Banks In Trouble At Competition Commission
23 Banks Accused Of Manipulating Currency Exchange
30 different individuals working at 23 different banks have been accused of colluding to manipulate foreign exchange rates. These banks are now defending themselves before the Competition Tribunal against the Competition Commission who are looking to have these banks fined up to 10% of their annual turn over.
Investigation Leads To Accusations
Apparently, it has been said that the various banks made secret agreements on when to trade and when not to trade and buy currency from international currency trading platforms. They supposedly took turns to trade so that they could get the right price and it is alleged even created fake bids to manipulate the price of the Rand V Dollar.

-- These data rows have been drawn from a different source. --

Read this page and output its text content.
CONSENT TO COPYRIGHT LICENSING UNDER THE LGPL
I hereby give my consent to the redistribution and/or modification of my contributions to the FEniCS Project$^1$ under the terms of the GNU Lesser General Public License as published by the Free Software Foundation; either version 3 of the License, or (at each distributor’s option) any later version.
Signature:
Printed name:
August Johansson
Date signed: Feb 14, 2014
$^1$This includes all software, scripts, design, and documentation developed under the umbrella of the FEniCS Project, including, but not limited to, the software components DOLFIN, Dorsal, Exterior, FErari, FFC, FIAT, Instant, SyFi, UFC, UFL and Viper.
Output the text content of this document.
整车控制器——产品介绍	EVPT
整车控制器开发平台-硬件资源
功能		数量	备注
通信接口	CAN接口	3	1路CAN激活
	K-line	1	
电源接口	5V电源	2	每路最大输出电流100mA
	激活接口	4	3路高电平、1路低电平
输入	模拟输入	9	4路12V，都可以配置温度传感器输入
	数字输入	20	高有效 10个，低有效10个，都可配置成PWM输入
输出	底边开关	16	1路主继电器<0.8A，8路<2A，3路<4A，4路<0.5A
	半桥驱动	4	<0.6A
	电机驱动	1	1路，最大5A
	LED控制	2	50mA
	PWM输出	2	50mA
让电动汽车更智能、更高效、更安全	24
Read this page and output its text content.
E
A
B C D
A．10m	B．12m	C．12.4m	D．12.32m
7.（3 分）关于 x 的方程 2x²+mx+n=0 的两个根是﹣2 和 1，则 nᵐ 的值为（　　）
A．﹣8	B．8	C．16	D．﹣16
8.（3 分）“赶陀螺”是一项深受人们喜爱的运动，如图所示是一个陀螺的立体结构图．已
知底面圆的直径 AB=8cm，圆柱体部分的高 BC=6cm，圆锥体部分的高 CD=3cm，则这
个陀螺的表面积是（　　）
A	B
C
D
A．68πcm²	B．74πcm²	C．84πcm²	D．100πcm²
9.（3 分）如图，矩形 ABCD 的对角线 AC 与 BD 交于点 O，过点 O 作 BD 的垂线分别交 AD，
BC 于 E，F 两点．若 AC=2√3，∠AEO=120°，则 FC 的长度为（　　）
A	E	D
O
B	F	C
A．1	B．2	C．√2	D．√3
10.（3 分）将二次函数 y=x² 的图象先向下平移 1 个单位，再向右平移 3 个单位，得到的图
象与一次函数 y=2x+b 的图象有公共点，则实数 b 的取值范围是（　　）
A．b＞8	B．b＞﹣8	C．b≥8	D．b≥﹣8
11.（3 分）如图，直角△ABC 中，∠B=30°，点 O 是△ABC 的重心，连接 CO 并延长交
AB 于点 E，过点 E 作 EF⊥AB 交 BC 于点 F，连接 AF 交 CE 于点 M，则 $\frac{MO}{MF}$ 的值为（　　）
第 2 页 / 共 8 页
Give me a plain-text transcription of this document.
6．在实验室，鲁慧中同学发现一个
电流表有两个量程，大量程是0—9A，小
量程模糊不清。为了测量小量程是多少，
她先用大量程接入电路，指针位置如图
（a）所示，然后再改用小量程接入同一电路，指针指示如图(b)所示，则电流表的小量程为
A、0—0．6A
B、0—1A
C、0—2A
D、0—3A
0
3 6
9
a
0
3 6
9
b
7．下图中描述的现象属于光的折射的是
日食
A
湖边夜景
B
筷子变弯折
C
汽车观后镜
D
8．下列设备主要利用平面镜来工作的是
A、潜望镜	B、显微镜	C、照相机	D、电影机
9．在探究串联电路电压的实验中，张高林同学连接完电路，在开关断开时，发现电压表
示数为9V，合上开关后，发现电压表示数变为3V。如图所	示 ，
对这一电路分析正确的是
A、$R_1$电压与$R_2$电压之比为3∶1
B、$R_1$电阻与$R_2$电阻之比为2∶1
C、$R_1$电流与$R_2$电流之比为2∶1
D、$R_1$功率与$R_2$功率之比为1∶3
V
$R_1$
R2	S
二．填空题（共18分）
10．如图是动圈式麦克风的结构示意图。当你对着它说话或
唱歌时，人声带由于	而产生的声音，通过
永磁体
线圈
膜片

Banks such as Standard Bank, Investec and Barclays have been accused alongside other banks such as JP Morgan, HSBC, Credit Suisse and Merrill Lynch.
6 of the Banks accused do not have offices in SA and operate overseas. They are saying that the Tribunal and commission have no authority over their practices.
Other local banks are defending themselves by presenting arguments that they are not being treated fairly, are simply being lumped in with the others without cause or that the Commission doesn’t actually have hard evidence of specific matters and is generalising. Basically, the banks involved would like the matter dropped for a variety of reasons. With a ridiculous 10% annual turn over fine on the table, it is no wonder they are concerned.
The Commission are saying that they have identified the individuals involved, the dates and times when these manipulative trades were done and showed how the various banks did it.
It seems some very fancy (and expensive) lawyers are earning their pay in this matter which looks set to be a very serious matter which could have far reaching effects on shares prices and investor confidence. The case will probably last a week if not more.